Answer: Thank you for important advice. As mentioned above, we investigated the phosphorylation status of NF-kB and found that co-stimulation of ATP and PGE2 rapidly and significantly increased phosphorylation of NF-kB. This result was added Figure 9 A and B with quantitative densitometry analyses (E). The Figure 9B-C in the original version have been removed to avoid duplication and is shown in the Supplementary Figure S2 with the results of pNF-kB and P2X4R. In this regard, we have revised corresponding paragraphs in Methods (lines 88-91, 97-98, 100-101), Results (lines 320-330), Discussion (lines 448-456), and Figure legends (347-354).

The reviewers statement:

Thank for these blots. However, compared to wt mast cells in PGE2-stimulated P2X4Kos there is a loss of the p65 phosphorylation (now Figure 9B). How does the authors explain the loss of pNFkB phosphorylation in P2X4Kos?

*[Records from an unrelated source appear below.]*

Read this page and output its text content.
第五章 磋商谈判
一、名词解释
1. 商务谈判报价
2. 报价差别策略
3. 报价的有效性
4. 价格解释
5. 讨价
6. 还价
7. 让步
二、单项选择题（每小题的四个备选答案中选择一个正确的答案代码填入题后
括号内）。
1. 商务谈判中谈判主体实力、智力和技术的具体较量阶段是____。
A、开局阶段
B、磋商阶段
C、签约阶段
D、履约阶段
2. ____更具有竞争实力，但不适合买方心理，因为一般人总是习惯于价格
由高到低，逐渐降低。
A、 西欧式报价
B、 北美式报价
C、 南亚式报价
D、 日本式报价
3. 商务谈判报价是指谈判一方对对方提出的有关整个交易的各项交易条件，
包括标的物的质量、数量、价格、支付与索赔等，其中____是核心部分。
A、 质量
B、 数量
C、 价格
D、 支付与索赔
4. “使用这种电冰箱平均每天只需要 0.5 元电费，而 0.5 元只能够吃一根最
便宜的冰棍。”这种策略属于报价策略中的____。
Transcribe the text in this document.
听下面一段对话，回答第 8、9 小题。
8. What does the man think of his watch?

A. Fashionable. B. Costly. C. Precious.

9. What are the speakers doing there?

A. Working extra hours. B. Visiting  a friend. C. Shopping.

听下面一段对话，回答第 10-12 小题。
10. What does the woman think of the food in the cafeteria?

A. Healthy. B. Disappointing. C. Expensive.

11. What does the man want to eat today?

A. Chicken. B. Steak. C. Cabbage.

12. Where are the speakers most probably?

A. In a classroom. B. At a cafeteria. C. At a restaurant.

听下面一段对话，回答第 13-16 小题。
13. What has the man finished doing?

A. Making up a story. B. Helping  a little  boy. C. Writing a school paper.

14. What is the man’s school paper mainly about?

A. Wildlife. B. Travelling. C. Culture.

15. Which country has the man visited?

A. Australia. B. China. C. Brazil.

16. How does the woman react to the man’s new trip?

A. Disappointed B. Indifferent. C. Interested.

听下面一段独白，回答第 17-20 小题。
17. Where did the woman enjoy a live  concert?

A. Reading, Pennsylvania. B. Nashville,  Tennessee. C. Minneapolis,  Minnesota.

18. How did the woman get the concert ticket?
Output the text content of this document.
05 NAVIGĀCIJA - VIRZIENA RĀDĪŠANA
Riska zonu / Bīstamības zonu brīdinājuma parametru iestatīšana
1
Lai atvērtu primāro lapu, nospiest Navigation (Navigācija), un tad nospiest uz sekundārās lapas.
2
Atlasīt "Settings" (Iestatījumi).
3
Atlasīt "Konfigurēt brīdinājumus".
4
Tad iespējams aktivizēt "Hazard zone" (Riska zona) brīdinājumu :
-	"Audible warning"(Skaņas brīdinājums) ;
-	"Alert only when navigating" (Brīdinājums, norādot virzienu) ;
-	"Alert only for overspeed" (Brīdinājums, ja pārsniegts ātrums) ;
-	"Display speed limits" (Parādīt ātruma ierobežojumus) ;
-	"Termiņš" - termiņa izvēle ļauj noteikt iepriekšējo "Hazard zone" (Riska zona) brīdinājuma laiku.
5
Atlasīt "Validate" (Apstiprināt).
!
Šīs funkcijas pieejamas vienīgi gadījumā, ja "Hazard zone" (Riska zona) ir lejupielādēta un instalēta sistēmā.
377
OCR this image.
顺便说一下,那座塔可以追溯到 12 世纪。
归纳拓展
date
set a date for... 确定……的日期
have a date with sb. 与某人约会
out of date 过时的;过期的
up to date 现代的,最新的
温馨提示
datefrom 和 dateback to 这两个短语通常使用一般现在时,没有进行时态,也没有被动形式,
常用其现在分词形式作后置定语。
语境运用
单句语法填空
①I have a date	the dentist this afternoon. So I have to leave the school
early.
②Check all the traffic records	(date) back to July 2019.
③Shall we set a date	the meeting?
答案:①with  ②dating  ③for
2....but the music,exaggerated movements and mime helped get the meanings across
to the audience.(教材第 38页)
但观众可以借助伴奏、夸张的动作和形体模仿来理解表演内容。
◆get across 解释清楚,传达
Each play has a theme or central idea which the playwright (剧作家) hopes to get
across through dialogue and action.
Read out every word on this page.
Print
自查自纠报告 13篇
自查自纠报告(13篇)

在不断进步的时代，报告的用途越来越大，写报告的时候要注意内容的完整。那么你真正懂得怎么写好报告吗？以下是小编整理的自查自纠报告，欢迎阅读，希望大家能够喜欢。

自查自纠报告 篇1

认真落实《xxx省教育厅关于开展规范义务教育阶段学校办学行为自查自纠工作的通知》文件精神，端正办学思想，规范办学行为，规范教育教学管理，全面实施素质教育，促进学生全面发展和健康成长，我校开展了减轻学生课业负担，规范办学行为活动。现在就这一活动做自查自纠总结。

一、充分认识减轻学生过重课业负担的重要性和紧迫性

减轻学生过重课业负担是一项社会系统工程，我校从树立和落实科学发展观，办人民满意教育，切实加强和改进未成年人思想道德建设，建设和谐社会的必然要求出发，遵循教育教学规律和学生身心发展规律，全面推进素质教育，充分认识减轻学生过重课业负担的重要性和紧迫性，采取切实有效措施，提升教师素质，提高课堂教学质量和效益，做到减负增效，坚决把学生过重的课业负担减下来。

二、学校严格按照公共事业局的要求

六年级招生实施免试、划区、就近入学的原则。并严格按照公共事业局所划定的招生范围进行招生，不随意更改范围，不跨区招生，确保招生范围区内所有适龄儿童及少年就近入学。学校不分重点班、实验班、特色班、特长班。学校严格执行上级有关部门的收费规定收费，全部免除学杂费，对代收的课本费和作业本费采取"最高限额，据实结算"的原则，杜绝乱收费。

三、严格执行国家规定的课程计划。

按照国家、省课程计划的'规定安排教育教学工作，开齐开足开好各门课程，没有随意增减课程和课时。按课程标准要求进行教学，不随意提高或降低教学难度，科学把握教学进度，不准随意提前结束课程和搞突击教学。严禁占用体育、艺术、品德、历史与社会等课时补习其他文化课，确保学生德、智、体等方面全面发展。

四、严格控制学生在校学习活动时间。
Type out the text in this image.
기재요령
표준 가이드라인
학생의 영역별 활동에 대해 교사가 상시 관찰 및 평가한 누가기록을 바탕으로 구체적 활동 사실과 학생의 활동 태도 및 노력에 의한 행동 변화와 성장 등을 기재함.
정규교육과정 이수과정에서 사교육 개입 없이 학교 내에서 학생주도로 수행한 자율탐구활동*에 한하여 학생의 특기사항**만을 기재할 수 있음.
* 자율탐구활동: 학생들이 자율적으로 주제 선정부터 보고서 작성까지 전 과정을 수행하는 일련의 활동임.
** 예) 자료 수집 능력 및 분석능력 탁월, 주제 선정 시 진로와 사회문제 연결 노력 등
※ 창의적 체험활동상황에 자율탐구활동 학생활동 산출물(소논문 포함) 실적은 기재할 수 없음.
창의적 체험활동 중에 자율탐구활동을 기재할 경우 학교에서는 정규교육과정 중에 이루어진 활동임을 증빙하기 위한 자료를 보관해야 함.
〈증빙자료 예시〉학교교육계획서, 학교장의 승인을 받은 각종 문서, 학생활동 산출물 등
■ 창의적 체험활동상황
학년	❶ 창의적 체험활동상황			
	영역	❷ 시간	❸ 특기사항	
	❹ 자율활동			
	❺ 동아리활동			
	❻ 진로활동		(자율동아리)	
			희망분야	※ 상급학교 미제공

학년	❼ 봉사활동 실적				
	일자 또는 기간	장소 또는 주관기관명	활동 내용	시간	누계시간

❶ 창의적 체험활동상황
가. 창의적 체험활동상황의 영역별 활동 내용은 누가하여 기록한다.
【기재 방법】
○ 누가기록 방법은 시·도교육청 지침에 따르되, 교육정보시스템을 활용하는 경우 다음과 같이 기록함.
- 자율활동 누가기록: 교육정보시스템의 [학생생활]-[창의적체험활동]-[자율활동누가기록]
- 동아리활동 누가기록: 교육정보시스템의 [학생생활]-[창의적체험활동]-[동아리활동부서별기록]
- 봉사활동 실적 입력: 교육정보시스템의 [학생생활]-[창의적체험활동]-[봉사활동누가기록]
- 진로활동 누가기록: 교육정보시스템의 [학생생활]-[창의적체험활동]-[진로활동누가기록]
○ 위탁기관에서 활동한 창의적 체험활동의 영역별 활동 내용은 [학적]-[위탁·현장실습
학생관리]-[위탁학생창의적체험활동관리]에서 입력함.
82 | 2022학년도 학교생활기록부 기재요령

Which pNFkB antibody was used?

Author Response

Thank you for important advice. As mentioned above, we investigated the phosphorylation status of NF-kB and found that co-stimulation of ATP and PGE2 rapidly and significantly increased phosphorylation of NF-kB. This result was added Figure 9 A and B with quantitative densitometry analyses (E). The Figure 9B-C in the original version have been removed to avoid duplication and is shown in the Supplementary Figure S2 with the results of pNF-kB and P2X4R. In this regard, we have revised corresponding paragraphs in Methods (lines 88-91, 97-98, 100-101), Results (lines 320-330), Discussion (lines 448-456), and Figure legends (347-354).